Cette expérience et le chemin personnel qui en a résulté sont significatifs de notre temps. Significatifs de ce moment de transition que vit l’Église catholique en France et plus largement en Occident ; le passage d’une Église de multitude qui avait barre sur ses fidèles, leur disait que croire, comment
croire, une Église conduite par les clercs qui savaient et disaient pour tous, à une Église d’hommes et de femmes qui cherchent, veulent expérimenter et comprendre. Ceux-ci, à l’image des Samaritains que nous présente l’évangéliste Jean (chapitre 4, verset 42), ne se satisfont pas de ce qu’ils ont entendu par ouï-dire, ils veulent voir, entendre, se rendre compte par eux-mêmes.

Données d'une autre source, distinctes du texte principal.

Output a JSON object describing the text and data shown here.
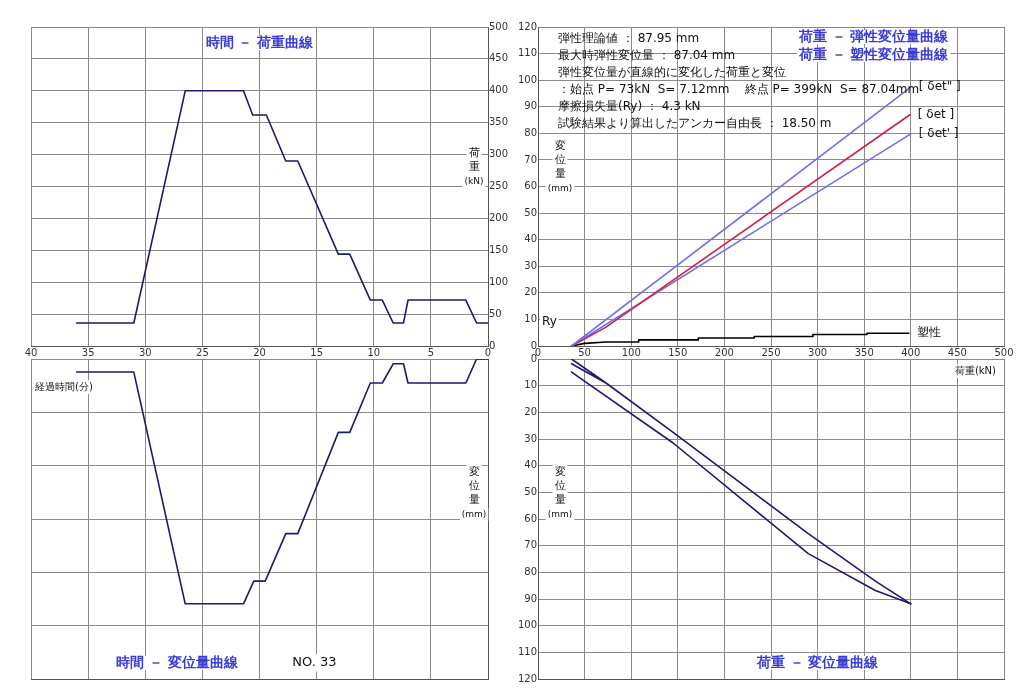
{
  "chart_data": [
    {
      "type": "line",
      "title": "時間 － 荷重曲線",
      "ylabel": "荷重(kN)",
      "x": [
        0,
        1.0,
        1.94,
        7.0,
        7.4,
        8.3,
        9.25,
        10.3,
        12.1,
        13.1,
        16.65,
        17.7,
        19.4,
        20.6,
        21.4,
        26.5,
        31.0,
        36.0
      ],
      "series": [
        {
          "color": "#1a1a6e",
          "values": [
            36,
            36,
            72,
            72,
            36,
            36,
            72,
            72,
            144,
            144,
            290,
            290,
            362,
            362,
            400,
            400,
            36,
            36
          ]
        }
      ],
      "xlim": [
        40,
        0
      ],
      "xticks": [
        40,
        35,
        30,
        25,
        20,
        15,
        10,
        5,
        0
      ],
      "ylim": [
        0,
        500
      ],
      "yticks": [
        0,
        50,
        100,
        150,
        200,
        250,
        300,
        350,
        400,
        450,
        500
      ],
      "grid": true,
      "legend": false,
      "marker": "none",
      "line_style": "solid"
    },
    {
      "type": "line",
      "title": "荷重 － 弾性変位量曲線",
      "subtitle": "荷重 － 塑性変位量曲線",
      "ylabel": "変位量(mm)",
      "annotations": [
        "弾性理論値 ： 87.95 mm",
        "最大時弾性変位量 ： 87.04 mm",
        "弾性変位量が直線的に変化した荷重と変位",
        "：始点 P= 73kN  S= 7.12mm    終点 P= 399kN  S= 87.04mm",
        "摩擦損失量(Ry) ： 4.3 kN",
        "試験結果より算出したアンカー自由長 ： 18.50 m",
        "Ry"
      ],
      "series": [
        {
          "name": "[ δet\" ]",
          "color": "#6f6fe8",
          "x": [
            36,
            400
          ],
          "values": [
            0,
            97.4
          ]
        },
        {
          "name": "[ δet ]",
          "color": "#d0204a",
          "x": [
            36,
            73,
            399
          ],
          "values": [
            0,
            7.1,
            87.0
          ]
        },
        {
          "name": "[ δet' ]",
          "color": "#6f6fe8",
          "x": [
            36,
            400
          ],
          "values": [
            0,
            79.8
          ]
        },
        {
          "name": "塑性",
          "color": "#000000",
          "x": [
            36,
            50,
            73,
            108,
            108,
            172,
            172,
            232,
            232,
            295,
            295,
            353,
            353,
            398
          ],
          "values": [
            0,
            1,
            1.5,
            1.5,
            2.3,
            2.3,
            3,
            3,
            3.6,
            3.6,
            4.3,
            4.3,
            4.8,
            4.8
          ]
        }
      ],
      "xlim": [
        0,
        500
      ],
      "xticks": [
        0,
        50,
        100,
        150,
        200,
        250,
        300,
        350,
        400,
        450,
        500
      ],
      "ylim": [
        0,
        120
      ],
      "yticks": [
        0,
        10,
        20,
        30,
        40,
        50,
        60,
        70,
        80,
        90,
        100,
        110,
        120
      ],
      "grid": true,
      "legend": false,
      "marker": "none",
      "line_style": "solid"
    },
    {
      "type": "line",
      "title": "時間 － 変位量曲線",
      "xlabel": "経過時間(分)",
      "ylabel": "変位量(mm)",
      "annotations": [
        "NO. 33"
      ],
      "x": [
        0,
        1.0,
        1.94,
        7.0,
        7.4,
        8.3,
        9.25,
        10.3,
        12.1,
        13.1,
        16.65,
        17.7,
        19.5,
        20.5,
        21.4,
        26.5,
        31.0,
        36.0
      ],
      "series": [
        {
          "color": "#1a1a6e",
          "values": [
            0,
            0,
            9.0,
            9.0,
            1.8,
            1.8,
            9.0,
            9.0,
            27.5,
            27.5,
            65.5,
            65.5,
            83.3,
            83.3,
            91.8,
            91.8,
            4.9,
            4.9
          ]
        }
      ],
      "xlim": [
        40,
        0
      ],
      "ylim": [
        120,
        0
      ],
      "grid": true,
      "tick_labels": false,
      "legend": false,
      "marker": "none",
      "line_style": "solid"
    },
    {
      "type": "line",
      "title": "荷重 － 変位量曲線",
      "xlabel": "荷重(kN)",
      "ylabel": "変位量(mm)",
      "series": [
        {
          "color": "#1a1a6e",
          "x": [
            36,
            73,
            36,
            73,
            145,
            290,
            362,
            400
          ],
          "values": [
            0,
            9.0,
            1.8,
            9.0,
            27.5,
            65.5,
            83.3,
            91.8
          ]
        },
        {
          "color": "#1a1a6e",
          "x": [
            400,
            362,
            290,
            145,
            36
          ],
          "values": [
            91.8,
            86.8,
            73,
            31.5,
            4.9
          ]
        }
      ],
      "xlim": [
        0,
        500
      ],
      "ylim": [
        120,
        0
      ],
      "yticks": [
        0,
        10,
        20,
        30,
        40,
        50,
        60,
        70,
        80,
        90,
        100,
        110,
        120
      ],
      "grid": true,
      "tick_labels": "y",
      "legend": false,
      "marker": "none",
      "line_style": "solid"
    }
  ]
}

Ce sont des recommençants, comme on les appelle aujourd’hui, parmi lesquels des convertis ; ils ont rencontré au plus intime d’eux-mêmes cette Présence aimante, ils ont expérimenté l’action de l’Esprit dans leur vie, ils ont goûté à la puissance et à la fécondité des Écritures saintes.

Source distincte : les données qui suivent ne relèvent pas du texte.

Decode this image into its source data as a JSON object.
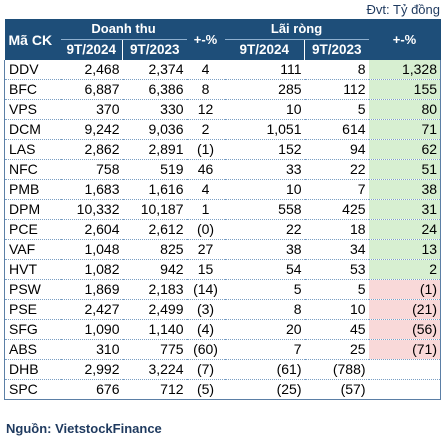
{
  "unit_note": "Đvt: Tỷ đồng",
  "header": {
    "ticker": "Mã CK",
    "revenue_group": "Doanh thu",
    "profit_group": "Lãi ròng",
    "change": "+-%",
    "p1": "9T/2024",
    "p2": "9T/2023"
  },
  "rows": [
    {
      "ticker": "DDV",
      "rev24": "2,468",
      "rev23": "2,374",
      "revchg": "4",
      "np24": "111",
      "np23": "8",
      "npchg": "1,328",
      "tone": "pos"
    },
    {
      "ticker": "BFC",
      "rev24": "6,887",
      "rev23": "6,386",
      "revchg": "8",
      "np24": "285",
      "np23": "112",
      "npchg": "155",
      "tone": "pos"
    },
    {
      "ticker": "VPS",
      "rev24": "370",
      "rev23": "330",
      "revchg": "12",
      "np24": "10",
      "np23": "5",
      "npchg": "80",
      "tone": "pos"
    },
    {
      "ticker": "DCM",
      "rev24": "9,242",
      "rev23": "9,036",
      "revchg": "2",
      "np24": "1,051",
      "np23": "614",
      "npchg": "71",
      "tone": "pos"
    },
    {
      "ticker": "LAS",
      "rev24": "2,862",
      "rev23": "2,891",
      "revchg": "(1)",
      "np24": "152",
      "np23": "94",
      "npchg": "62",
      "tone": "pos"
    },
    {
      "ticker": "NFC",
      "rev24": "758",
      "rev23": "519",
      "revchg": "46",
      "np24": "33",
      "np23": "22",
      "npchg": "51",
      "tone": "pos"
    },
    {
      "ticker": "PMB",
      "rev24": "1,683",
      "rev23": "1,616",
      "revchg": "4",
      "np24": "10",
      "np23": "7",
      "npchg": "38",
      "tone": "pos"
    },
    {
      "ticker": "DPM",
      "rev24": "10,332",
      "rev23": "10,187",
      "revchg": "1",
      "np24": "558",
      "np23": "425",
      "npchg": "31",
      "tone": "pos"
    },
    {
      "ticker": "PCE",
      "rev24": "2,604",
      "rev23": "2,612",
      "revchg": "(0)",
      "np24": "22",
      "np23": "18",
      "npchg": "24",
      "tone": "pos"
    },
    {
      "ticker": "VAF",
      "rev24": "1,048",
      "rev23": "825",
      "revchg": "27",
      "np24": "38",
      "np23": "34",
      "npchg": "13",
      "tone": "pos"
    },
    {
      "ticker": "HVT",
      "rev24": "1,082",
      "rev23": "942",
      "revchg": "15",
      "np24": "54",
      "np23": "53",
      "npchg": "2",
      "tone": "pos"
    },
    {
      "ticker": "PSW",
      "rev24": "1,869",
      "rev23": "2,183",
      "revchg": "(14)",
      "np24": "5",
      "np23": "5",
      "npchg": "(1)",
      "tone": "neg"
    },
    {
      "ticker": "PSE",
      "rev24": "2,427",
      "rev23": "2,499",
      "revchg": "(3)",
      "np24": "8",
      "np23": "10",
      "npchg": "(21)",
      "tone": "neg"
    },
    {
      "ticker": "SFG",
      "rev24": "1,090",
      "rev23": "1,140",
      "revchg": "(4)",
      "np24": "20",
      "np23": "45",
      "npchg": "(56)",
      "tone": "neg"
    },
    {
      "ticker": "ABS",
      "rev24": "310",
      "rev23": "775",
      "revchg": "(60)",
      "np24": "7",
      "np23": "25",
      "npchg": "(71)",
      "tone": "neg"
    },
    {
      "ticker": "DHB",
      "rev24": "2,992",
      "rev23": "3,224",
      "revchg": "(7)",
      "np24": "(61)",
      "np23": "(788)",
      "npchg": "",
      "tone": "none"
    },
    {
      "ticker": "SPC",
      "rev24": "676",
      "rev23": "712",
      "revchg": "(5)",
      "np24": "(25)",
      "np23": "(57)",
      "npchg": "",
      "tone": "none"
    }
  ],
  "colors": {
    "header_bg": "#1e4e79",
    "positive_bg": "#d7efd1",
    "negative_bg": "#f9d9d9"
  },
  "source": "Nguồn: VietstockFinance"
}
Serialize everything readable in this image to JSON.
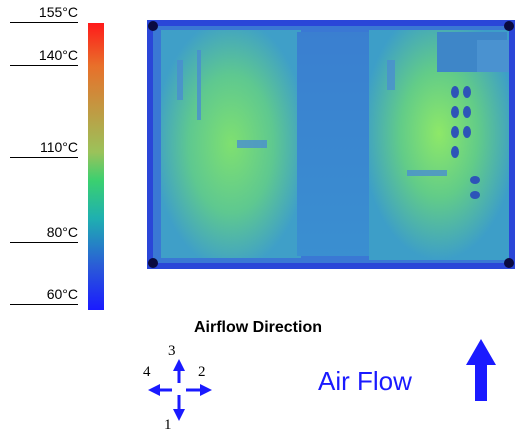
{
  "scale": {
    "labels": [
      "155°C",
      "140°C",
      "110°C",
      "80°C",
      "60°C"
    ],
    "colors": {
      "hot": "#ff1a1a",
      "warm": "#9bc25a",
      "mid": "#3ad070",
      "cool": "#2a5ad8",
      "cold": "#1a1aff"
    }
  },
  "diagram": {
    "title": "Airflow Direction",
    "airflow_label": "Air Flow",
    "directions": [
      "1",
      "2",
      "3",
      "4"
    ],
    "arrow_color": "#1a1aff"
  }
}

Ils nous rappellent que la foi chrétienne, en un temps où elle est bien chahutée, tant en interne qu’en externe, n’est pas une idée, moins encore une idéologie, pas une croyance ou un ensemble de dogmes, pas une morale ou une règle de  vie, elle est avant tout une expérience, la ‘rencontre’ de l’Hôte intérieur, qui engage toutes les dimensions de la vie humaine ; elle est confiance en une personne, la Personne du Christ. Ces témoins nous parlent ainsi d’un Dieu vivant, d’un Dieu qui se laisse rencontrer, et plus encore d’un Dieu qui n’a de cesse de se révéler comme Lui-même nous le confie dans le livre de l’Apocalypse (chapitre 3, verset 20).

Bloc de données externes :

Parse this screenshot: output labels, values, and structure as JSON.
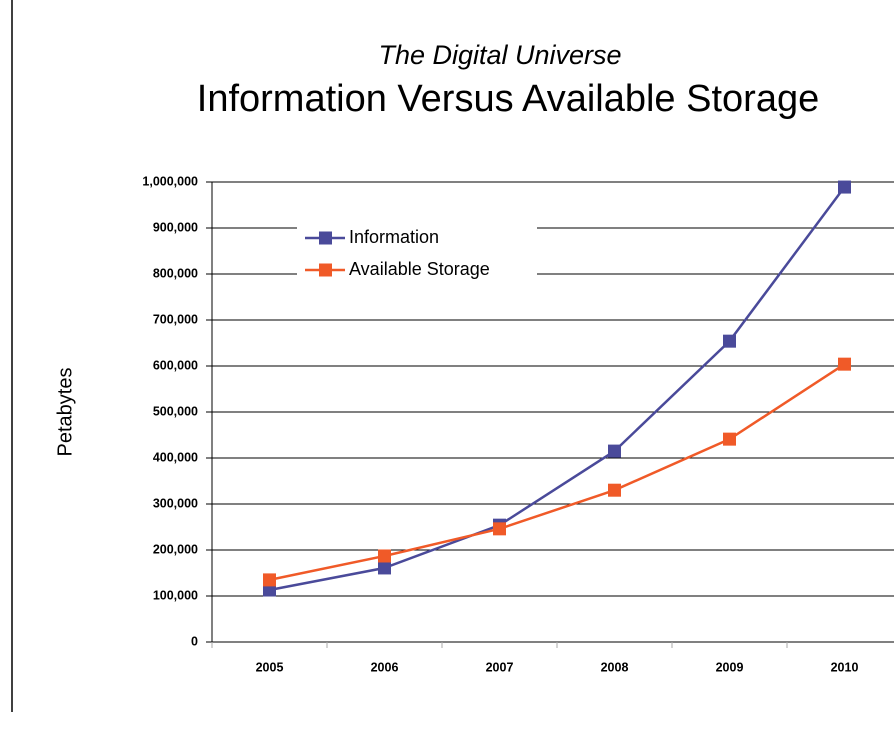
{
  "chart_data": {
    "type": "line",
    "subtitle": "The Digital Universe",
    "title": "Information Versus Available Storage",
    "y_label": "Petabytes",
    "categories": [
      "2005",
      "2006",
      "2007",
      "2008",
      "2009",
      "2010"
    ],
    "series": [
      {
        "name": "Information",
        "color": "#4a4a9a",
        "values": [
          113000,
          161000,
          254000,
          415000,
          654000,
          989000
        ]
      },
      {
        "name": "Available Storage",
        "color": "#f05a28",
        "values": [
          135000,
          187000,
          246000,
          330000,
          441000,
          604000
        ]
      }
    ],
    "ylim": [
      0,
      1000000
    ],
    "yticks": [
      0,
      {
        "value": 100000,
        "label": "100,000"
      },
      {
        "value": 200000,
        "label": "200,000"
      },
      {
        "value": 300000,
        "label": "300,000"
      },
      {
        "value": 400000,
        "label": "400,000"
      },
      {
        "value": 500000,
        "label": "500,000"
      },
      {
        "value": 600000,
        "label": "600,000"
      },
      {
        "value": 700000,
        "label": "700,000"
      },
      {
        "value": 800000,
        "label": "800,000"
      },
      {
        "value": 900000,
        "label": "900,000"
      },
      {
        "value": 1000000,
        "label": "1,000,000"
      }
    ],
    "grid": true,
    "legend": "upper left"
  }
}
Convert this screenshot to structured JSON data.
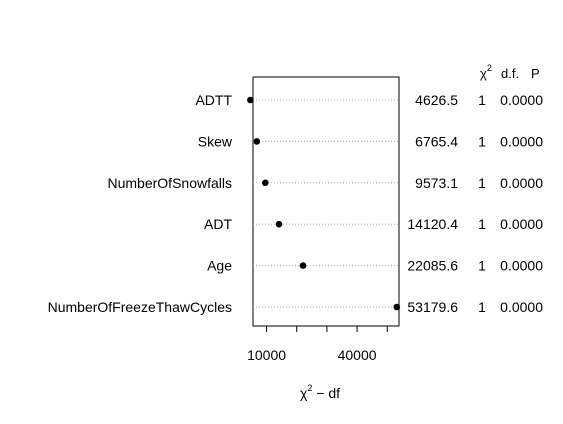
{
  "chart_data": {
    "type": "dotplot",
    "title": "",
    "xlabel": "χ² − df",
    "xlabel_parts": {
      "main": "χ",
      "sup": "2",
      "rest": " − df"
    },
    "xlim": [
      5500,
      53900
    ],
    "xticks": [
      10000,
      40000
    ],
    "tick_labels": [
      "10000",
      "40000"
    ],
    "grid": "dotted horizontal guide lines",
    "table_header": {
      "chi_symbol": "χ",
      "chi_sup": "2",
      "df": "d.f.",
      "p": "P"
    },
    "rows": [
      {
        "label": "ADTT",
        "value": 4625.5,
        "chi2": "4626.5",
        "df": "1",
        "p": "0.0000"
      },
      {
        "label": "Skew",
        "value": 6764.4,
        "chi2": "6765.4",
        "df": "1",
        "p": "0.0000"
      },
      {
        "label": "NumberOfSnowfalls",
        "value": 9572.1,
        "chi2": "9573.1",
        "df": "1",
        "p": "0.0000"
      },
      {
        "label": "ADT",
        "value": 14119.4,
        "chi2": "14120.4",
        "df": "1",
        "p": "0.0000"
      },
      {
        "label": "Age",
        "value": 22084.6,
        "chi2": "22085.6",
        "df": "1",
        "p": "0.0000"
      },
      {
        "label": "NumberOfFreezeThawCycles",
        "value": 53178.6,
        "chi2": "53179.6",
        "df": "1",
        "p": "0.0000"
      }
    ]
  }
}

Robert Specty n’a pas quitté son Église, c’est en son sein qu’il a vécu cette expérience, et c’est en son sein qu’il reçoit l’aliment qui le fait vivre : l’eucharistie. Et cela en dépit des incompréhensions, des camouflets, du mépris qu’il rencontre parce que laïc, parce que se référant à une expérience fondatrice étrangère à beaucoup de membres de cette Église, parce que non théologien. Et cela en dépit des lassitudes éprouvées à la vue de cette Église retenue par son passé, qui dit mais ne fait pas, qui moralise, qui a encore trop souvent tendance à valoriser la primauté et l’efficacité de l’effort personnel dans la vie chrétienne, oubliant ce qui revient à la grâce.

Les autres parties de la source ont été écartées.